George Groddeck was a physician who had his own clinic in Baden-Baden where he treated patients with chronic organic illness which had proved resistant to the usual forms of therapy. He combined physical methods, massage and an analytical approach. He searched for the symbolism that might be present in the symptoms, and understood transference and the resistance, and how these focused on the doctor. Freud recognised his brilliance and originality without accepting the theoretical background and the concept of the unconscious that he had developed.
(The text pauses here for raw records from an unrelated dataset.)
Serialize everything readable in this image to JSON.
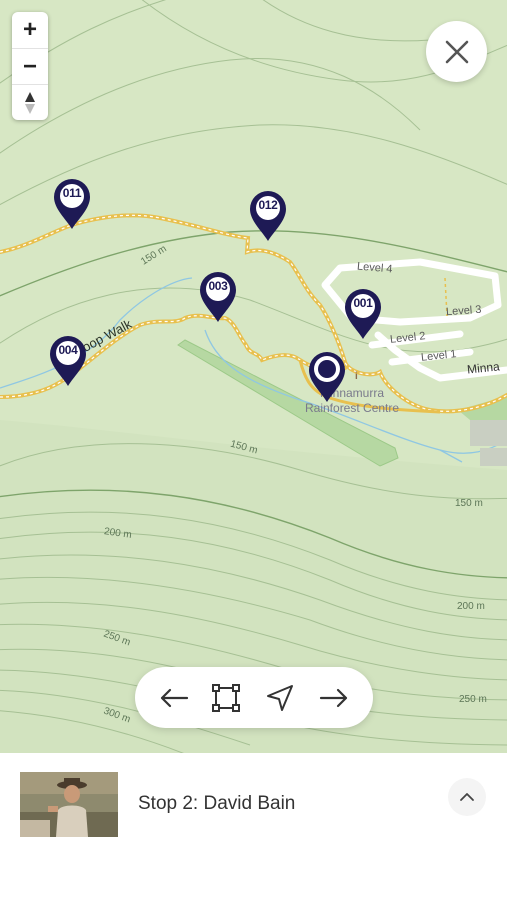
{
  "map": {
    "zoom_in_label": "+",
    "zoom_out_label": "−",
    "close_icon": "close-icon",
    "labels": {
      "walk_name": "oop Walk",
      "place_name_line1": "Minnamurra",
      "place_name_line2": "Rainforest Centre",
      "road_name": "Minna",
      "info_glyph": "i"
    },
    "contours": [
      "150 m",
      "150 m",
      "150 m",
      "200 m",
      "200 m",
      "250 m",
      "250 m",
      "300 m"
    ],
    "levels": [
      "Level 4",
      "Level 3",
      "Level 2",
      "Level 1"
    ],
    "pins": [
      {
        "id": "011",
        "type": "numbered"
      },
      {
        "id": "012",
        "type": "numbered"
      },
      {
        "id": "003",
        "type": "numbered"
      },
      {
        "id": "001",
        "type": "numbered"
      },
      {
        "id": "004",
        "type": "numbered"
      },
      {
        "id": "current",
        "type": "selected"
      }
    ],
    "colors": {
      "pin": "#1e1a55",
      "trail": "#e8c04e",
      "terrain": "#d7e7c4",
      "contour": "#9fb98d",
      "stream": "#8fc7e3"
    }
  },
  "nav": {
    "prev_icon": "arrow-left-icon",
    "fit_icon": "fit-bounds-icon",
    "locate_icon": "locate-icon",
    "next_icon": "arrow-right-icon"
  },
  "panel": {
    "stop_title": "Stop 2: David Bain",
    "expand_icon": "chevron-up-icon"
  }
}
Groddeck was fifty-one when he first wrote to Freud in 1917, and the correspondence published here continued until the year of his death in 1934. He expressed his gratitude to Freud for the insight he had gained from his work, and his own conviction that ‘the distinction between body and mind is only verbal and not essential, the body and mind are one unit, and that they contain an It, a force which lives us while we believe that we are living’, and went on to explain, ‘from the first I rejected a separation of bodily and mental illnesses, tried to treat the individual, the It in him, and attempted to find a way into the unexplored and inaccessible regions. I am aware of the fact that I am at least close to the mystical approach, if not actually engaged in it. And yet simple facts force me to continue on this way’ (p. 33).